Dans la même optique, les pays membres de l'Agence internationale de l'énergie (AIE) ont commencé à libérer des stocks de pétrole, comme annoncé mi-mars.

"Tensions" 

Au 20e jour de la guerre, l'Iran démontre conserver une importante capacité de frappe.

"Nous voyons apparaître des fissures et nous essayons de les creuser aussi vite que possible, non seulement au sein du haut commandement mais aussi sur le terrain", a toutefois assuré Benjamin Netanyahu, qui a dit en outre ne pas vraiment savoir "qui dirige l'Iran en ce moment".

"Ce que nous constatons, c'est qu'il y a beaucoup de tensions parmi ceux qui se disputent le pouvoir", a-t-il affirmé lors d'une conférence de presse.

Peu après ses déclarations, plusieurs explosions ont été entendues au-dessus de Jérusalem à la suite du signalement d'une nouvelle salve de missiles iraniens, ont rapporté des journalistes de l'AFP.

Dans le Golfe, le stratégique détroit d'Ormuz reste bloqué quasi totalement par Téhéran.

Un cinquième du pétrole et du gaz mondiaux circule d'ordinaire par ce passage.

Après un appel américain qui était d'abord resté lettre morte, la France, le Royaume-Uni, l'Allemagne, l'Italie, les Pays-Bas et le Japon se sont dits "prêts à contribuer" aux efforts pour sécuriser la navigation dans le détroit, le moment venu.

Le président français Emmanuel Macron a évoqué en ce sens la possibilité d'un "cadre onusien" pour une future mission, après les hostilités.
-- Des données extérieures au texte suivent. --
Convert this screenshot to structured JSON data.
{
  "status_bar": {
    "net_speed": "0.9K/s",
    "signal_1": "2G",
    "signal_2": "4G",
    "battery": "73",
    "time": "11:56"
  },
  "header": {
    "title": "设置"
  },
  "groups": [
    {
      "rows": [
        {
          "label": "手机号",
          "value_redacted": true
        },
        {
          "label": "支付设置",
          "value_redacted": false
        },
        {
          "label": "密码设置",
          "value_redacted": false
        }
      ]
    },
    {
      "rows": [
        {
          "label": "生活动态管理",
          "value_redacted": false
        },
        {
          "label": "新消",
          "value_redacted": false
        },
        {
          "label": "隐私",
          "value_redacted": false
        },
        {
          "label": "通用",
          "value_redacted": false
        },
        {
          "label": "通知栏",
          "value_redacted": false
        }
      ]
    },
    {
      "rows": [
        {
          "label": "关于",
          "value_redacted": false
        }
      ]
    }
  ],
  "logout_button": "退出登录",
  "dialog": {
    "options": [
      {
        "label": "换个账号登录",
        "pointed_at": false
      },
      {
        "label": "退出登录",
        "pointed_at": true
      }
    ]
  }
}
Dans la capitale iranienne, rien ou presque ne suggérait jeudi un pays enlisé dans la guerre.

A la veille de Norouz, le Nouvel an persan habituellement célébré avec faste, le centre-ville était comme à l'accoutumée embouteillé, mais avec une présence des forces de sécurité plus importante que d'ordinaire.